The Publishing Conference that Was Rescheduled and Rearranged

David Wong addresses 40 people at UMD

David Wong addresses 40 people at UMD

So, Architect, Author or Urban Ecologist David Wong of Vancouver BC extended his stay through Monday.

At 9:00, David addressed students in my “Research Methods” course on the complexities of doing historical work for his graphic novel.  In attendance was the university archivist (who also coordinates the Northeast Minnesota Historical Center).  The Center houses a diversity of material, including the St. Louis County Historical Society paper collection.  It was a fascinating exploration of what is invisible in historical research.  For example, people take tons of pictures in their family room; it would be possible to reconstruct a family room from historical pictures.  But who takes a photo of their bathroom?  How would you reconstruct a 1910 bathroom based on photographs?  David faced similar problems in researching Asian-American and Asian-Canadian history.

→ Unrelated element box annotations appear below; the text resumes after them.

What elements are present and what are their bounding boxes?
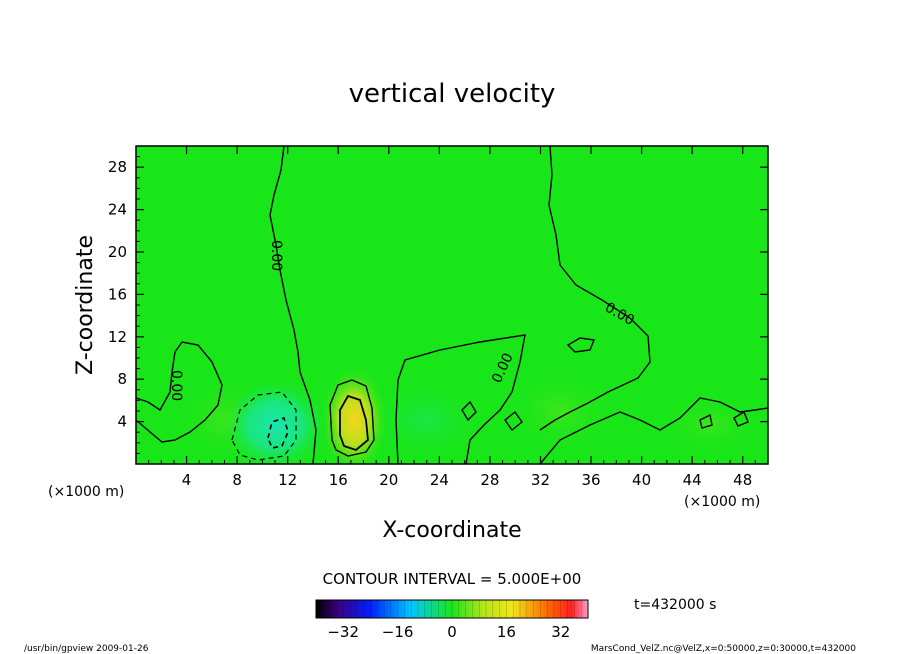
x-tick-label: 44	[683, 471, 702, 489]
y-tick-label: 4	[117, 413, 127, 431]
footer-left: /usr/bin/gpview 2009-01-26	[24, 644, 149, 654]
contour-lines	[136, 146, 768, 464]
x-tick-label: 24	[430, 471, 449, 489]
time-label: t=432000 s	[634, 597, 716, 613]
field-updraft	[320, 365, 388, 464]
contour-zero-left	[269, 146, 317, 464]
x-tick-label: 20	[379, 471, 398, 489]
y-tick-label: 16	[108, 285, 127, 303]
x-tick-label: 48	[733, 471, 752, 489]
contour-updraft-inner	[339, 394, 369, 452]
contour-label-4: 0.00	[168, 370, 184, 401]
x-tick-label: 36	[581, 471, 600, 489]
y-axis-label: Z-coordinate	[73, 235, 98, 375]
colorbar-tick-label: 32	[551, 623, 570, 641]
colorbar-tick-label: 0	[447, 623, 457, 641]
field-weak-downdraft	[365, 378, 485, 462]
colorbar-ticks: −32 −16 0 16 32	[327, 623, 570, 641]
colorbar-bins	[315, 600, 589, 618]
contour-updraft-outer	[329, 379, 375, 457]
contour-label-1: 0.00	[268, 240, 284, 271]
contour-zero-middle	[395, 334, 526, 464]
contour-interval: CONTOUR INTERVAL = 5.000E+00	[323, 570, 582, 588]
y-tick-label: 12	[108, 328, 127, 346]
plot-area: 0.00 0.00 0.00 0.00	[136, 146, 768, 464]
colorbar-tick-label: −32	[327, 623, 359, 641]
field-weak-updraft-2	[505, 370, 615, 450]
x-tick-label: 40	[632, 471, 651, 489]
x-tick-label: 32	[531, 471, 550, 489]
contour-zero-lobe-left	[136, 341, 223, 443]
contour-zero-right	[539, 146, 651, 431]
x-tick-label: 12	[278, 471, 297, 489]
colorbar-tick-label: −16	[382, 623, 414, 641]
x-tick-label: 8	[232, 471, 242, 489]
contour-closed-tiny-3	[504, 410, 523, 432]
colorbar-frame	[315, 599, 589, 619]
contour-closed-tiny-1	[699, 413, 713, 429]
x-axis: 4 8 12 16 20 24 28 32 36 40 44 48	[148, 146, 756, 489]
y-tick-label: 20	[108, 243, 127, 261]
contour-zero-right-noisy	[539, 397, 768, 464]
y-tick-label: 8	[117, 370, 127, 388]
contour-closed-tiny-4	[733, 410, 749, 427]
x-unit-label: (×1000 m)	[684, 494, 760, 510]
footer-right: MarsCond_VelZ.nc@VelZ,x=0:50000,z=0:3000…	[591, 644, 856, 654]
chart-title: vertical velocity	[349, 79, 556, 109]
colorbar-tick-label: 16	[497, 623, 516, 641]
x-tick-label: 16	[329, 471, 348, 489]
y-axis: 4 8 12 16 20 24 28	[108, 156, 768, 454]
contour-closed-tiny-2	[461, 400, 477, 422]
x-tick-label: 28	[480, 471, 499, 489]
x-tick-label: 4	[182, 471, 192, 489]
contour-closed-small	[566, 337, 595, 353]
y-tick-label: 28	[108, 158, 127, 176]
y-unit-label: (×1000 m)	[48, 484, 124, 500]
y-tick-label: 24	[108, 201, 127, 219]
x-axis-label: X-coordinate	[382, 518, 521, 543]
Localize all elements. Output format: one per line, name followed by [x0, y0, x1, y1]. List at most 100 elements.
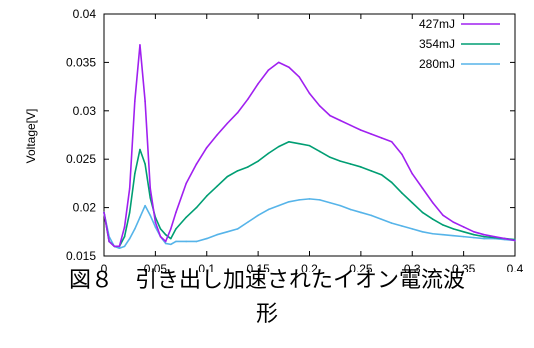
data-point-354mJ [123, 235, 126, 238]
data-point-280mJ [483, 237, 485, 240]
series-line-427mJ [103, 44, 516, 248]
data-point-354mJ [329, 156, 331, 159]
data-point-427mJ [226, 122, 229, 125]
data-point-427mJ [329, 114, 331, 117]
data-point-354mJ [267, 152, 270, 155]
data-point-280mJ [442, 233, 444, 236]
y-tick-label: 0.025 [66, 152, 96, 166]
data-point-354mJ [318, 150, 321, 153]
y-tick-label: 0.02 [73, 201, 97, 215]
figure-caption-line-1: 図８ 引き出し加速されたイオン電流波 [68, 268, 465, 293]
data-point-354mJ [216, 185, 218, 188]
data-point-354mJ [473, 233, 475, 236]
data-point-354mJ [349, 163, 352, 165]
data-point-427mJ [432, 201, 434, 204]
data-point-280mJ [390, 222, 393, 224]
data-point-280mJ [401, 225, 403, 227]
data-point-354mJ [288, 140, 290, 143]
data-point-280mJ [257, 214, 259, 217]
legend-label: 280mJ [419, 57, 455, 71]
data-point-427mJ [308, 92, 311, 95]
data-point-427mJ [113, 245, 116, 248]
data-point-280mJ [154, 226, 157, 228]
data-point-427mJ [164, 240, 167, 243]
data-point-354mJ [277, 145, 280, 148]
data-point-427mJ [421, 187, 424, 190]
data-point-354mJ [411, 201, 414, 204]
x-tick-label: 0 [101, 262, 108, 272]
data-point-427mJ [257, 82, 259, 85]
data-point-354mJ [298, 142, 301, 145]
data-point-427mJ [360, 129, 362, 131]
data-point-354mJ [483, 235, 485, 238]
data-point-427mJ [216, 134, 218, 136]
voltage-line-chart: 0.015 0.02 0.025 0.03 0.035 0.04 0 0.05 0.1 0.15… [24, 7, 524, 272]
data-point-427mJ [483, 233, 485, 236]
data-point-354mJ [144, 163, 146, 165]
data-point-354mJ [169, 237, 172, 240]
data-point-427mJ [134, 100, 136, 102]
x-tick-label: 0.2 [301, 262, 318, 272]
data-point-280mJ [169, 243, 172, 246]
y-tick-label: 0.035 [66, 55, 96, 69]
data-point-354mJ [134, 172, 136, 175]
data-point-280mJ [139, 216, 141, 219]
data-point-427mJ [205, 146, 208, 149]
data-point-354mJ [442, 224, 444, 226]
legend: 427mJ 354mJ 280mJ [419, 17, 500, 71]
data-point-280mJ [277, 204, 280, 207]
data-point-427mJ [123, 226, 126, 228]
data-point-427mJ [277, 61, 280, 64]
data-point-280mJ [128, 237, 131, 240]
data-point-354mJ [308, 144, 311, 147]
data-point-280mJ [205, 237, 208, 240]
data-point-427mJ [493, 235, 496, 238]
data-point-354mJ [421, 211, 424, 214]
data-point-427mJ [380, 137, 383, 139]
y-tick-label: 0.015 [66, 249, 96, 263]
data-point-354mJ [360, 166, 362, 168]
data-point-427mJ [108, 240, 110, 243]
data-point-354mJ [432, 218, 434, 221]
data-point-280mJ [411, 228, 414, 230]
data-point-280mJ [473, 236, 475, 239]
data-point-354mJ [159, 228, 162, 230]
legend-label: 427mJ [419, 17, 455, 31]
data-point-427mJ [169, 228, 172, 230]
data-point-427mJ [185, 182, 187, 185]
data-point-280mJ [185, 240, 187, 243]
data-point-280mJ [452, 234, 455, 237]
data-point-280mJ [216, 233, 218, 236]
data-point-354mJ [175, 228, 177, 230]
data-point-427mJ [318, 105, 321, 107]
data-point-354mJ [452, 228, 455, 230]
x-tick-label: 0.1 [198, 262, 215, 272]
legend-label: 354mJ [419, 37, 455, 51]
data-point-427mJ [349, 124, 352, 127]
data-point-280mJ [421, 231, 424, 233]
data-point-280mJ [267, 208, 270, 211]
data-point-354mJ [226, 175, 229, 178]
data-point-354mJ [195, 206, 198, 209]
data-point-280mJ [308, 198, 311, 200]
data-point-427mJ [339, 119, 342, 122]
figure-caption-line-2: 形 [255, 302, 278, 327]
data-point-280mJ [123, 245, 126, 248]
data-point-427mJ [149, 187, 152, 190]
data-point-280mJ [432, 232, 434, 235]
data-point-280mJ [360, 211, 362, 214]
data-point-427mJ [370, 133, 372, 135]
data-point-427mJ [159, 235, 162, 238]
data-point-354mJ [462, 231, 465, 233]
data-point-427mJ [195, 163, 198, 165]
series-line-354mJ [103, 140, 516, 248]
x-tick-label: 0.25 [349, 262, 373, 272]
data-point-427mJ [175, 211, 177, 214]
data-point-280mJ [339, 204, 342, 207]
x-tick-label: 0.4 [507, 262, 524, 272]
data-point-427mJ [154, 221, 157, 223]
data-point-280mJ [226, 231, 229, 233]
data-point-427mJ [139, 44, 141, 46]
data-point-427mJ [411, 172, 414, 175]
data-point-427mJ [390, 140, 393, 143]
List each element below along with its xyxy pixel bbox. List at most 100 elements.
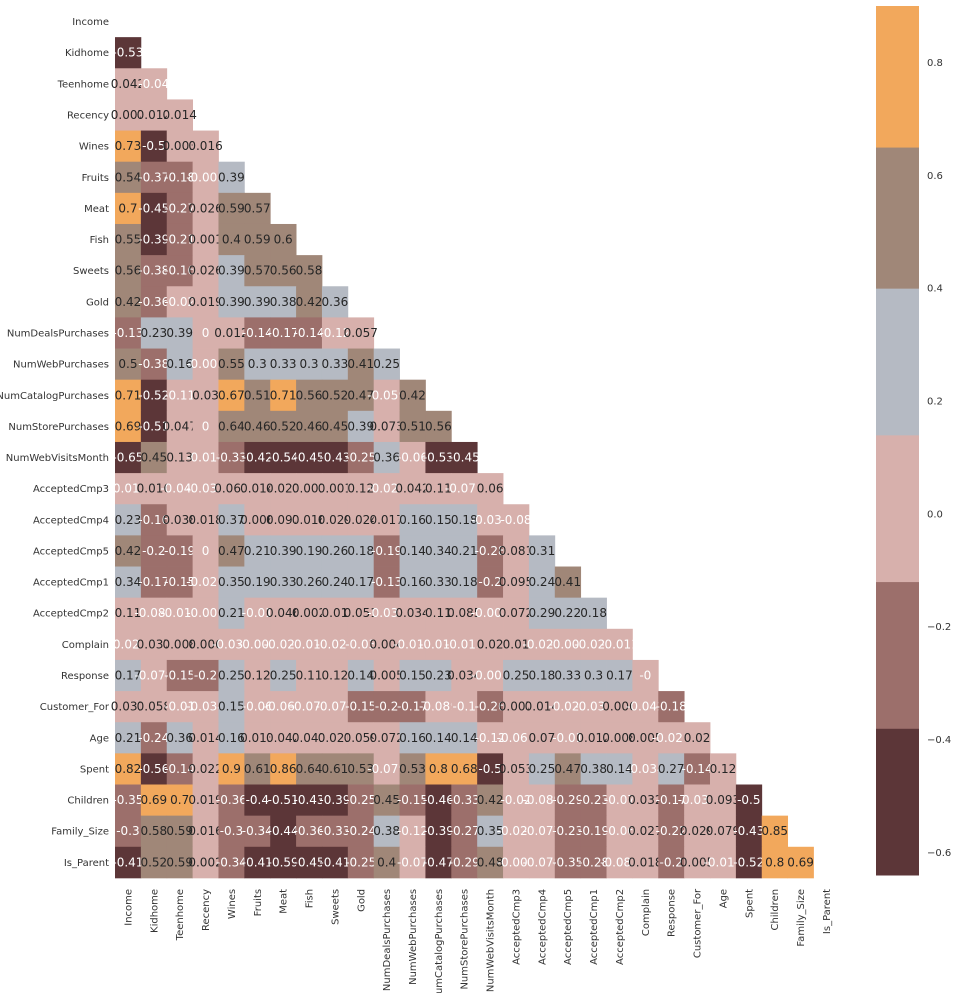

At 10am, more students joined us (and a faculty member in Education) as David discussed the process of writing and drafting Gold Mountain.  For starters, it was initially titled Iron Chink.  I initially loved this title, taken from this device:

Iron Chink

Iron Chink

I loved this title, but I loved it in the way that I loved the title to the first edition of Michael Fedo’s book about the lynchings.  It forced an encounter with the harshest, darkest aspect of history.  But that’s not good marketing.  This was one of many marketing related changes that reshaped his book — changes in content to appeal to audiences across North America, not just his native Vancouver.  For students, it was a dynamic experience in understanding that writing is not just about “quality” but about tuning your text to the ear of the audience, in some ways, also, the market.

Later, at 11am, Mr. Wong talked about his work with First Nations peoples on an island off the coast of Vancouver as a sustainability expert and architect.  David has both technological and cultural sophistication: he designed one of Metro Vancouver’s first LEED* Gold buildings.  He is currently engaged in the creation of culturally appropriate and healthy homes for First Nations’ (Native American) communities with Ecotrust Canada.  The Green and Culturally Appropriate Building Design Project aims to help guide the building of homes for Nuu-chah-nulth First Nations. The design of the homes will take into account cultural design elements such as the traditional long house design; use of local harvested materials such as cedar; geography, climate and community demographics.  The report is here, and it has lessons for Northeast Minnesota.

To start, David claims that the three-legged stool of sustainability should be popped into the woodchipper.  Technological and economic sustainability stem from social sustainability.  If you work with sustainable communities, you can find the appropriate technological and economic choices to promote total sustainability.

UMD is lucky that David was willing to stick around.  On Friday, 4/19, if the University is still open (6-10″ of snow, I hear, is on the way), there will be another stab at the publishing conference, as well as a lecture by Nathan Johnson on databases and other technologies as both technological innovations as well as cultural and rhetorical reflections.  See you there?